Случалось кое-что и посерьезней. Однажды летом в парке у драматического театра, расположенного за нынешней площадью Свободы, за лютеранской церковью и дальше в сторону речки Кузнечихи, во время антракта, когда публика высыпала на аллеи, вкушала мороженое и пиво, услышал я невесть откуда раздавшиеся винтовочные выстрелы. Непорядки в центре мирного города, охранявшегося и флотом Великобритании, и ее войсками, и военной полицией? Как это может быть? «Томми» стремглав бежали мимо театра, к дальнему выходу из парка. Стреляли, как тогда выражались, «пачками», то есть обоймами. Солдаты Дикой дивизии, повстанцы, все же по крышам и задним дворам скрылись от англичан.
...В Соломбале, где мы жили последние годы, соседом по квартире нашей был моряк Драгун, побеждавший ночами свою недавнюю темноту и невежество. За полночь он заставлял себя лечь и спал каких-нибудь три часа, а рано утром уходил в порт, на работу.
Он говорил мне, школьнику:
— Тебе хорошо. Давай! У тебя есть еще время. Ты успеешь сделать столько!.. Ого!
Драгун дал мне первые, после Горы Дмитриева, политические книжки, и я помню, хорошо помню их темную, жесткую бумагу с вкрапленными соломинками, древесиной, их дешевые обложки из мягкого коричневого картона. Помню, как за неимением миллиона рублей (могу напутать, но тогда, по-моему, счет деньгам шел на миллионы) топтался я возле газетного киоска, где звали к себе такие книжки, как «Что делать?» еще не очень знакомого мне Ленина или «К вопросу о развитии монистического взгляда на историю» более знакомого Плеханова.
Весь 1922 год по вечерам, после школы, я усердно штудировал первый том «Капитала» Маркса, готовя новые возражения «меньшевику» Горе, подражая комиссару, его усидчивости и упорству в битве с собственным невежеством.
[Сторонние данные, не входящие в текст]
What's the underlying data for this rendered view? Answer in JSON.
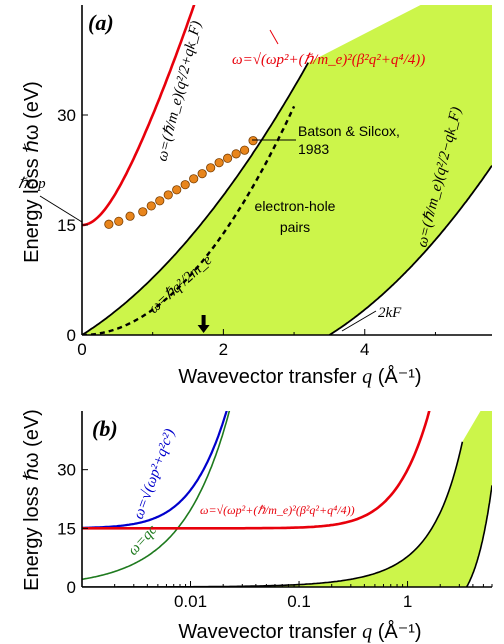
{
  "chart_data": [
    {
      "panel": "(a)",
      "type": "line",
      "xlabel_prefix": "Wavevector transfer",
      "xlabel_var": "q",
      "xlabel_unit": "(Å⁻¹)",
      "ylabel": "Energy loss ℏω (eV)",
      "xlim": [
        0,
        5.8
      ],
      "ylim": [
        0,
        45
      ],
      "xticks": [
        "0",
        "2",
        "4"
      ],
      "xtick_values": [
        0,
        2,
        4
      ],
      "yticks": [
        "0",
        "15",
        "30"
      ],
      "ytick_values": [
        0,
        15,
        30
      ],
      "region_label": "electron-hole pairs",
      "plasmon_label": "ℏωp",
      "kf_label": "2kF",
      "data_label": "Batson & Silcox, 1983",
      "eq_upper": "ω=(ℏ/m_e)(q²/2+qk_F)",
      "eq_lower": "ω=(ℏ/m_e)(q²/2−qk_F)",
      "eq_free": "ω=ℏq²/2m_e",
      "eq_plasmon": "ω=√(ωp²+(ℏ/m_e)²(β²q²+q⁴/4))",
      "arrow_q": 1.72,
      "series": [
        {
          "name": "Batson & Silcox, 1983",
          "x": [
            0.38,
            0.52,
            0.68,
            0.86,
            0.98,
            1.1,
            1.22,
            1.34,
            1.46,
            1.58,
            1.7,
            1.82,
            1.94,
            2.06,
            2.18,
            2.3,
            2.42
          ],
          "y": [
            15.1,
            15.5,
            16.2,
            16.8,
            17.6,
            18.3,
            19.1,
            19.8,
            20.5,
            21.3,
            22.0,
            22.8,
            23.5,
            24.1,
            24.7,
            25.2,
            26.5
          ]
        }
      ],
      "colors": {
        "region": "#CCF54A",
        "plasmon": "#E8000B",
        "points": "#E8851C"
      }
    },
    {
      "panel": "(b)",
      "type": "line",
      "x_scale": "log",
      "xlabel_prefix": "Wavevector transfer",
      "xlabel_var": "q",
      "xlabel_unit": "(Å⁻¹)",
      "ylabel": "Energy loss ℏω (eV)",
      "xlim": [
        0.001,
        6
      ],
      "ylim": [
        0,
        45
      ],
      "xticks": [
        "0.01",
        "0.1",
        "1"
      ],
      "xtick_values": [
        0.01,
        0.1,
        1
      ],
      "yticks": [
        "0",
        "15",
        "30"
      ],
      "ytick_values": [
        0,
        15,
        30
      ],
      "eq_photon_plasmon": "ω=√(ωp²+q²c²)",
      "eq_light": "ω=qc",
      "eq_plasmon": "ω=√(ωp²+(ℏ/m_e)²(β²q²+q⁴/4))",
      "colors": {
        "region": "#CCF54A",
        "plasmon": "#E8000B",
        "photon_plasmon": "#0000CC",
        "light": "#1E7A1E"
      }
    }
  ]
}
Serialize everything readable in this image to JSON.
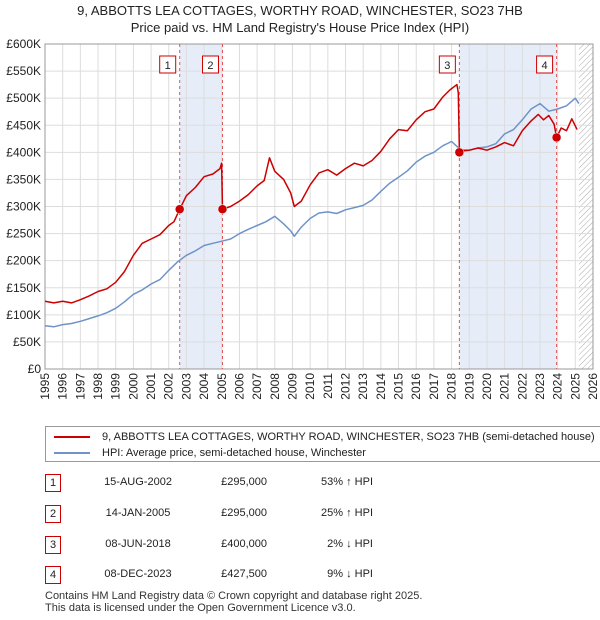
{
  "title_line1": "9, ABBOTTS LEA COTTAGES, WORTHY ROAD, WINCHESTER, SO23 7HB",
  "title_line2": "Price paid vs. HM Land Registry's House Price Index (HPI)",
  "colors": {
    "property": "#cc0000",
    "hpi": "#6f93c8",
    "shade": "#e6ecf8",
    "grid": "#dddddd"
  },
  "legend": {
    "property": "9, ABBOTTS LEA COTTAGES, WORTHY ROAD, WINCHESTER, SO23 7HB (semi-detached house)",
    "hpi": "HPI: Average price, semi-detached house, Winchester"
  },
  "transactions": [
    {
      "num": "1",
      "date": "15-AUG-2002",
      "price": "£295,000",
      "hpi": "53% ↑ HPI"
    },
    {
      "num": "2",
      "date": "14-JAN-2005",
      "price": "£295,000",
      "hpi": "25% ↑ HPI"
    },
    {
      "num": "3",
      "date": "08-JUN-2018",
      "price": "£400,000",
      "hpi": "2% ↓ HPI"
    },
    {
      "num": "4",
      "date": "08-DEC-2023",
      "price": "£427,500",
      "hpi": "9% ↓ HPI"
    }
  ],
  "footer": {
    "line1": "Contains HM Land Registry data © Crown copyright and database right 2025.",
    "line2": "This data is licensed under the Open Government Licence v3.0."
  },
  "chart_data": {
    "type": "line",
    "title": "9, ABBOTTS LEA COTTAGES, WORTHY ROAD, WINCHESTER, SO23 7HB",
    "subtitle": "Price paid vs. HM Land Registry's House Price Index (HPI)",
    "xlim": [
      1995,
      2026
    ],
    "ylim": [
      0,
      600000
    ],
    "x_ticks": [
      "1995",
      "1996",
      "1997",
      "1998",
      "1999",
      "2000",
      "2001",
      "2002",
      "2003",
      "2004",
      "2005",
      "2006",
      "2007",
      "2008",
      "2009",
      "2010",
      "2011",
      "2012",
      "2013",
      "2014",
      "2015",
      "2016",
      "2017",
      "2018",
      "2019",
      "2020",
      "2021",
      "2022",
      "2023",
      "2024",
      "2025",
      "2026"
    ],
    "y_ticks": [
      {
        "value": 0,
        "label": "£0"
      },
      {
        "value": 50000,
        "label": "£50K"
      },
      {
        "value": 100000,
        "label": "£100K"
      },
      {
        "value": 150000,
        "label": "£150K"
      },
      {
        "value": 200000,
        "label": "£200K"
      },
      {
        "value": 250000,
        "label": "£250K"
      },
      {
        "value": 300000,
        "label": "£300K"
      },
      {
        "value": 350000,
        "label": "£350K"
      },
      {
        "value": 400000,
        "label": "£400K"
      },
      {
        "value": 450000,
        "label": "£450K"
      },
      {
        "value": 500000,
        "label": "£500K"
      },
      {
        "value": 550000,
        "label": "£550K"
      },
      {
        "value": 600000,
        "label": "£600K"
      }
    ],
    "shaded_periods": [
      [
        2002.62,
        2005.04
      ],
      [
        2018.44,
        2023.94
      ]
    ],
    "hatched_from": 2025.2,
    "series": [
      {
        "name": "9, ABBOTTS LEA COTTAGES, WORTHY ROAD, WINCHESTER, SO23 7HB (semi-detached house)",
        "x": [
          1995,
          1995.5,
          1996,
          1996.5,
          1997,
          1997.5,
          1998,
          1998.5,
          1999,
          1999.5,
          2000,
          2000.5,
          2001,
          2001.5,
          2002,
          2002.3,
          2002.62,
          2003,
          2003.5,
          2004,
          2004.5,
          2004.9,
          2004.99,
          2005.04,
          2005.5,
          2006,
          2006.5,
          2007,
          2007.4,
          2007.7,
          2008,
          2008.5,
          2008.9,
          2009.1,
          2009.5,
          2010,
          2010.5,
          2011,
          2011.5,
          2012,
          2012.5,
          2013,
          2013.5,
          2014,
          2014.5,
          2015,
          2015.5,
          2016,
          2016.5,
          2017,
          2017.5,
          2017.9,
          2018.1,
          2018.3,
          2018.38,
          2018.44,
          2018.7,
          2019,
          2019.5,
          2020,
          2020.5,
          2021,
          2021.5,
          2022,
          2022.5,
          2022.9,
          2023.2,
          2023.5,
          2023.8,
          2023.94,
          2024.2,
          2024.5,
          2024.8,
          2025.1
        ],
        "values": [
          125000,
          122000,
          125000,
          122000,
          128000,
          135000,
          143000,
          148000,
          160000,
          180000,
          210000,
          232000,
          240000,
          248000,
          265000,
          272000,
          295000,
          320000,
          335000,
          355000,
          360000,
          370000,
          380000,
          295000,
          300000,
          310000,
          322000,
          338000,
          348000,
          390000,
          365000,
          350000,
          325000,
          300000,
          310000,
          340000,
          362000,
          368000,
          358000,
          370000,
          380000,
          375000,
          385000,
          402000,
          425000,
          442000,
          440000,
          460000,
          475000,
          480000,
          502000,
          515000,
          520000,
          525000,
          510000,
          400000,
          403000,
          404000,
          408000,
          404000,
          410000,
          418000,
          412000,
          440000,
          458000,
          470000,
          460000,
          468000,
          452000,
          427500,
          445000,
          440000,
          462000,
          442000
        ]
      },
      {
        "name": "HPI: Average price, semi-detached house, Winchester",
        "x": [
          1995,
          1995.5,
          1996,
          1996.5,
          1997,
          1997.5,
          1998,
          1998.5,
          1999,
          1999.5,
          2000,
          2000.5,
          2001,
          2001.5,
          2002,
          2002.5,
          2003,
          2003.5,
          2004,
          2004.5,
          2005,
          2005.5,
          2006,
          2006.5,
          2007,
          2007.5,
          2008,
          2008.5,
          2008.9,
          2009.1,
          2009.5,
          2010,
          2010.5,
          2011,
          2011.5,
          2012,
          2012.5,
          2013,
          2013.5,
          2014,
          2014.5,
          2015,
          2015.5,
          2016,
          2016.5,
          2017,
          2017.5,
          2018,
          2018.5,
          2019,
          2019.5,
          2020,
          2020.5,
          2021,
          2021.5,
          2022,
          2022.5,
          2023,
          2023.5,
          2024,
          2024.5,
          2025,
          2025.2
        ],
        "values": [
          80000,
          78000,
          82000,
          84000,
          88000,
          93000,
          98000,
          104000,
          112000,
          124000,
          138000,
          146000,
          157000,
          165000,
          182000,
          198000,
          210000,
          218000,
          228000,
          232000,
          236000,
          240000,
          250000,
          258000,
          265000,
          272000,
          282000,
          268000,
          255000,
          245000,
          262000,
          278000,
          288000,
          290000,
          287000,
          294000,
          298000,
          302000,
          312000,
          328000,
          343000,
          354000,
          366000,
          382000,
          393000,
          400000,
          412000,
          420000,
          405000,
          404000,
          408000,
          410000,
          416000,
          434000,
          442000,
          460000,
          480000,
          490000,
          476000,
          480000,
          486000,
          500000,
          490000
        ]
      }
    ],
    "markers": [
      {
        "label": "1",
        "x": 2002.62,
        "y": 295000
      },
      {
        "label": "2",
        "x": 2005.04,
        "y": 295000
      },
      {
        "label": "3",
        "x": 2018.44,
        "y": 400000
      },
      {
        "label": "4",
        "x": 2023.94,
        "y": 427500
      }
    ]
  }
}
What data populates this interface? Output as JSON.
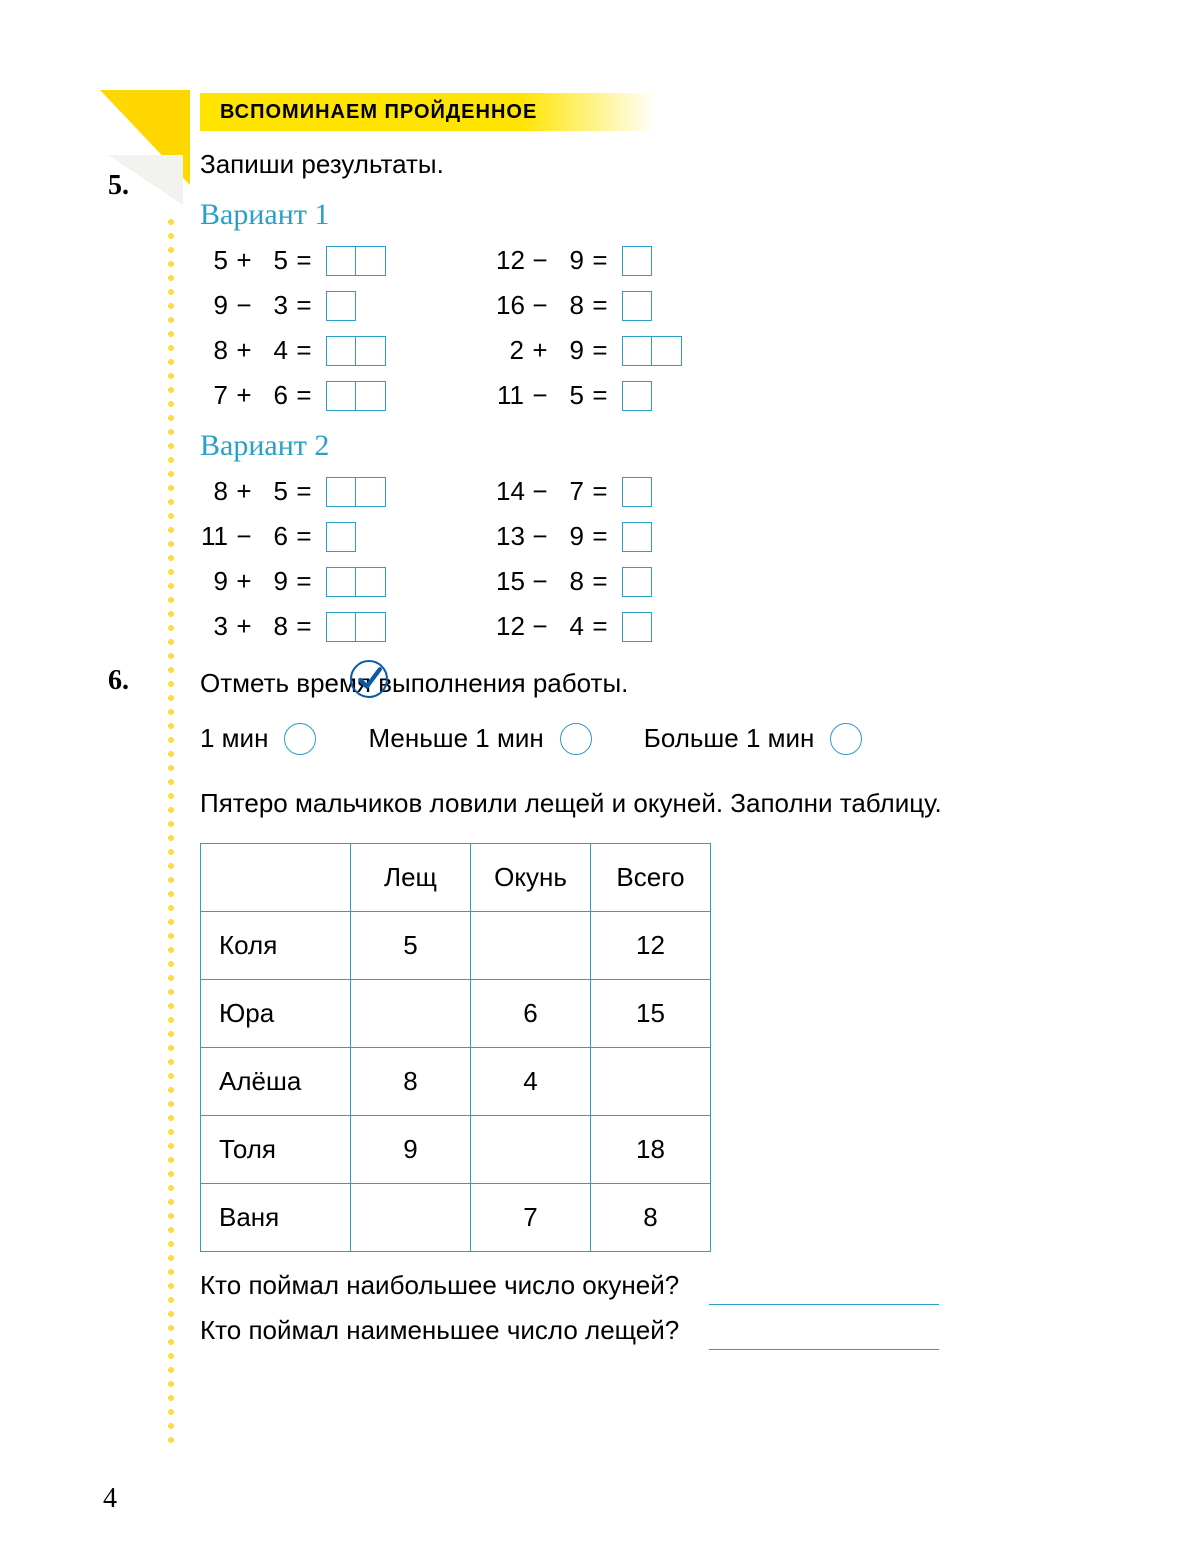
{
  "colors": {
    "accent_teal": "#2a9fc9",
    "accent_yellow": "#ffe400",
    "variant_title": "#2a9fc9",
    "check_stroke": "#0b5aa5",
    "text": "#000000",
    "background": "#ffffff"
  },
  "section_header": "ВСПОМИНАЕМ ПРОЙДЕННОЕ",
  "exercise5": {
    "number": "5.",
    "prompt": "Запиши результаты.",
    "variant1": {
      "title": "Вариант 1",
      "left": [
        {
          "a": "5",
          "op": "+",
          "b": "5",
          "boxes": 2
        },
        {
          "a": "9",
          "op": "−",
          "b": "3",
          "boxes": 1
        },
        {
          "a": "8",
          "op": "+",
          "b": "4",
          "boxes": 2
        },
        {
          "a": "7",
          "op": "+",
          "b": "6",
          "boxes": 2
        }
      ],
      "right": [
        {
          "a": "12",
          "op": "−",
          "b": "9",
          "boxes": 1
        },
        {
          "a": "16",
          "op": "−",
          "b": "8",
          "boxes": 1
        },
        {
          "a": "2",
          "op": "+",
          "b": "9",
          "boxes": 2
        },
        {
          "a": "11",
          "op": "−",
          "b": "5",
          "boxes": 1
        }
      ]
    },
    "variant2": {
      "title": "Вариант 2",
      "left": [
        {
          "a": "8",
          "op": "+",
          "b": "5",
          "boxes": 2
        },
        {
          "a": "11",
          "op": "−",
          "b": "6",
          "boxes": 1
        },
        {
          "a": "9",
          "op": "+",
          "b": "9",
          "boxes": 2
        },
        {
          "a": "3",
          "op": "+",
          "b": "8",
          "boxes": 2
        }
      ],
      "right": [
        {
          "a": "14",
          "op": "−",
          "b": "7",
          "boxes": 1
        },
        {
          "a": "13",
          "op": "−",
          "b": "9",
          "boxes": 1
        },
        {
          "a": "15",
          "op": "−",
          "b": "8",
          "boxes": 1
        },
        {
          "a": "12",
          "op": "−",
          "b": "4",
          "boxes": 1
        }
      ]
    },
    "time_prompt": "Отметь время выполнения работы.",
    "time_options": [
      "1 мин",
      "Меньше 1 мин",
      "Больше 1 мин"
    ]
  },
  "exercise6": {
    "number": "6.",
    "prompt": "Пятеро мальчиков ловили лещей и окуней. Заполни таблицу.",
    "table": {
      "headers": [
        "",
        "Лещ",
        "Окунь",
        "Всего"
      ],
      "rows": [
        [
          "Коля",
          "5",
          "",
          "12"
        ],
        [
          "Юра",
          "",
          "6",
          "15"
        ],
        [
          "Алёша",
          "8",
          "4",
          ""
        ],
        [
          "Толя",
          "9",
          "",
          "18"
        ],
        [
          "Ваня",
          "",
          "7",
          "8"
        ]
      ]
    },
    "q1": "Кто поймал наибольшее число окуней?",
    "q2": "Кто поймал наименьшее число лещей?"
  },
  "page_number": "4"
}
И если я почувствовал вкус к материалистической философии, к правде Маркса и Ленина, то немалая и, главное, первая заслуга в этом принадлежит конечно же тому комиссару Драгуну, моряку, упрямо распознававшему истину в книжках под грубой обложкой.
Из Архангельска моя семья переехала на юг, в Дербент, затем в Баку.
Англичан в Баку, разумеется, я не застал.
Только горестное, неотступно звучавшее в душе — пе-ре-гон Ах-ча-Куй-ма... Нам, влюбленным в стихи, о той страшной беде своей болью напоминали все тот же гнев Николая Асеева, все тот же песенный плач, неутешный плач Сергея Есенина, «бакинца» по дружбе с тамошними людьми, российского, рязанского пиита, взывавшего сквозь дали Каспия к неведомой Шаганэ... Он любил Баку и его людей, он любил придуманную им Шаганэ, любил Восток с его давними поэтами и гуриями, олицетворявшими мечту о великой любви, о жизни доброй и мудрой.